Turmbergschule wurde zertifiziert

Die Turmbergschule hat dieses Problem aktiv angegangen und hat an dem Projekt „Gemeinsam gegen Cybermobbing“ für Schulen und Vereine des Vereins „Bündnis gegen Cybermobbing“ teilgenommen und wurde für dieses Engagement mit dem Zertifikat „Schule gegen Cybermobbing“ ausgezeichnet. Rektorin Karin Sebold dankte dem Verein und dem Sponsor Stiftung Bildung und Soziales der Sparda Bank für die Ermöglichung. Dazu haben mehrere Lehrer eine Fortbildung genossen. Sie haben mit Schülern zusammengearbeitet, ihnen ihre Erkenntnisse weitergegeben, die Schüler haben Projektaufgaben bekommen und der krönende Abschluss war die Präsentation dieser Projektaufgaben an einem Elternabend.

 

Präsentation der Ergebnisse

Lerngruppen der Klassen 5 bis 8 präsentierten ihre Ergebnisse. Es waren Plakate, Fotos und Videos, die die inhaltliche Auseinandersetzung der Jungen und Mädchen mit dem Problem wiederspiegelten. Die Darstellungen bescheinigten ihren Urhebern aber Verständnis, Einfühlungsvermögen und Ernsthaftigkeit.
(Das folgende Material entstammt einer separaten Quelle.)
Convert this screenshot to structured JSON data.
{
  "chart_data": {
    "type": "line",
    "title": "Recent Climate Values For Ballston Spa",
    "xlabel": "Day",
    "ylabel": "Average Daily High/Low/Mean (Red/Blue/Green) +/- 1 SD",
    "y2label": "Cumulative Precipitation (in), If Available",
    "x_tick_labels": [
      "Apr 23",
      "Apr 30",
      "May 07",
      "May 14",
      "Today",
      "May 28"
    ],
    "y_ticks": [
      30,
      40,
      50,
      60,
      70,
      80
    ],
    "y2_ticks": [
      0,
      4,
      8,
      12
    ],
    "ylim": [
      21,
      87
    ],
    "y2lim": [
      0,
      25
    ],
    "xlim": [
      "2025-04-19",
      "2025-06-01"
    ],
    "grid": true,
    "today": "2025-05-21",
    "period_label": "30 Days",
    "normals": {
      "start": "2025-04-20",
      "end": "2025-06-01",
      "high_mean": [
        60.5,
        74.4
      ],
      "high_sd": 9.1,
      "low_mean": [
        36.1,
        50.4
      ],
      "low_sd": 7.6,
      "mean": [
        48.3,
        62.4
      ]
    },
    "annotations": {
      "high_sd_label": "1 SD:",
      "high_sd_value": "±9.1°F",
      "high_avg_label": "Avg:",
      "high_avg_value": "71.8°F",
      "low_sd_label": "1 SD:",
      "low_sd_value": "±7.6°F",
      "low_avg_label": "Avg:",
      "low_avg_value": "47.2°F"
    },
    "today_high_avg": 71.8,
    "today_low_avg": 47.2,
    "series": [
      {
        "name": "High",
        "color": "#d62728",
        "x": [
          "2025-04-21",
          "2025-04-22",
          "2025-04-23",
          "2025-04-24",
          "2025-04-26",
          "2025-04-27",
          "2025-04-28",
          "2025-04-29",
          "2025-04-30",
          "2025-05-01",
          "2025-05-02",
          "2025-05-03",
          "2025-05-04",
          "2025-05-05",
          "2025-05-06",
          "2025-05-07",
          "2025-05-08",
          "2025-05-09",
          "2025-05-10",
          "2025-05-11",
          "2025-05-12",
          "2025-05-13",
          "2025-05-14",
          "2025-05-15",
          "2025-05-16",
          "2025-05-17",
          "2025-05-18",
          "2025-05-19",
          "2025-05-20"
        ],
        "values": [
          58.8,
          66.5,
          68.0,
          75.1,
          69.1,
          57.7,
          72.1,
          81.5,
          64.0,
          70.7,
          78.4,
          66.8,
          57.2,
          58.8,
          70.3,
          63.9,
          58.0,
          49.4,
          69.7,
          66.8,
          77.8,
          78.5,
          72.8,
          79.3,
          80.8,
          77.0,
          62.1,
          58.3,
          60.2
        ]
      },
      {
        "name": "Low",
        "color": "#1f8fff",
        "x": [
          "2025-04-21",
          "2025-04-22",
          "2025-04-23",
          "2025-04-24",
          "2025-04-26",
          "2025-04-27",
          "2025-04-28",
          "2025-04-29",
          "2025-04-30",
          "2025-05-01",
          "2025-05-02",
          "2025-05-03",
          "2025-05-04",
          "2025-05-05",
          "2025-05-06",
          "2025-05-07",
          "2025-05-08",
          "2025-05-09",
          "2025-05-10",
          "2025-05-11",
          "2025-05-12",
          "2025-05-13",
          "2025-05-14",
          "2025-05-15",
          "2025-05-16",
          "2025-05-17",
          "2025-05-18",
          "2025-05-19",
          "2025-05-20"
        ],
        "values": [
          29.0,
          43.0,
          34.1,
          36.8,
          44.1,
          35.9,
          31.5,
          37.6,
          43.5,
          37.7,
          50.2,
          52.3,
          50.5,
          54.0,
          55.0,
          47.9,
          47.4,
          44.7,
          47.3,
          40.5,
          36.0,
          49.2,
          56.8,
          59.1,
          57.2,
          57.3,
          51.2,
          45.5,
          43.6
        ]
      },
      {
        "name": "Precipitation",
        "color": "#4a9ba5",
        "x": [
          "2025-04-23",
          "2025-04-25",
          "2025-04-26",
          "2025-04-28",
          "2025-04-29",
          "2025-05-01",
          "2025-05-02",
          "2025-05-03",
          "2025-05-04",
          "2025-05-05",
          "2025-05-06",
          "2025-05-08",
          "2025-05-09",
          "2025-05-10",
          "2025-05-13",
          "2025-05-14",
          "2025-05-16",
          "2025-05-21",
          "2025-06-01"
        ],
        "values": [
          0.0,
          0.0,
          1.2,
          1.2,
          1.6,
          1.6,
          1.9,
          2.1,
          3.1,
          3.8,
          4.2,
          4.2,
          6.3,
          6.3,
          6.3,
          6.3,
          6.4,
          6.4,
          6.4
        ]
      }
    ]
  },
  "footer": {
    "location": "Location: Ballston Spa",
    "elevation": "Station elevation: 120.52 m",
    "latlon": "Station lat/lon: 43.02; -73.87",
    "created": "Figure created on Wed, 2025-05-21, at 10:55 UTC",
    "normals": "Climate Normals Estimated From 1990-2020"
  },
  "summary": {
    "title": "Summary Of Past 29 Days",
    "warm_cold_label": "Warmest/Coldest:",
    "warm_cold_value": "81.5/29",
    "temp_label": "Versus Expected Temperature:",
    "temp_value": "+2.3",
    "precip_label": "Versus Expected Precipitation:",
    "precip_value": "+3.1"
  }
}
Sie zeigten die Entwicklung einer Eskalationsspirale seitens der Täter und die Auswirkungen auf das Opfer von psychosomatischen Störungen bis zum Verlust jeder Lebensfreude und dem hilflosen „Ich kann nicht mehr“.  Übereinstimmend vertreten waren die Aufforderungen „Lass nicht zu, dass jemand gemobbt wird“, „Mach was dagegen“ und die Ratschläge, sich unbedingt an Eltern, Lehrer oder andere Vertrauenspersonen zu wenden. Beeindruckend war die Erkenntnis einer Fünftklässlerin, die dem Mobbing eine hierarchische Struktur von König, Hofstaat und Fußvolk zugrunde legte und die Aussage tätigte: „Wenn sich das Fußvolk entscheidet, nicht mehr wegzuschauen, hat der König keine Macht mehr.“  Auch der Rat, die Privatsphäre zu schützen war zu finden und Erklärungsversuche auf die Frage nach dem Warum. Alle Darstellungen mündeten inhaltlich übereinstimmend in den Ausruf: „Wir wollen an dieser Schule kein Mobbing!“

 

Erste-Hilfe-Anleitung: "Gefangen im Netz“

Nach dieser eindrücklichen Vorstellung wurden die Schüler entlassen und Moritz Scherzer vom Bündnis gegen Cybermobbing gab Handlungsempfehlungen für Eltern. Seine Ratschläge waren dahingehend, dass bereits im Vorfeld Eltern und Kinder eine Vertrauensbasis brauchen. Dann werden Vereinbarungen über den Gebrauch des Smartphones getroffen und diese auch kontrolliert. Der Erwachsene soll mit dem Kind auf Augenhöhe sprechen und es ernst nehmen, aber auch eigene Kompetenz beweisen. Ist das Kind Opfer geworden, so sei das Wichtigste, dem Kind Zusammenhalt zu vermitteln, keinesfalls solle es das Gefühl bekommen, eine Mitschuld zu tragen. Ein erster Schritt, aktiv auf den Täter zuzugehen und ihn zur Unterlassung aufzufordern. Außerdem sei es ratsam, externe Hilfe hinzuzuziehen. Sei das Kind Täter geworden, so müsse unbedingt Ursachenforschung betrieben und Konsequenzen gezogen werden. Dem Kind sollten die Auswirkungen auf das Opfer, aber auch auf den Täter selbst aufgezeigt werden.

Zusammenfassend überreichte er den Eltern eine „Erste-Hilfe-Anleitung“ mit dem Titel „Gefangen im Netz“.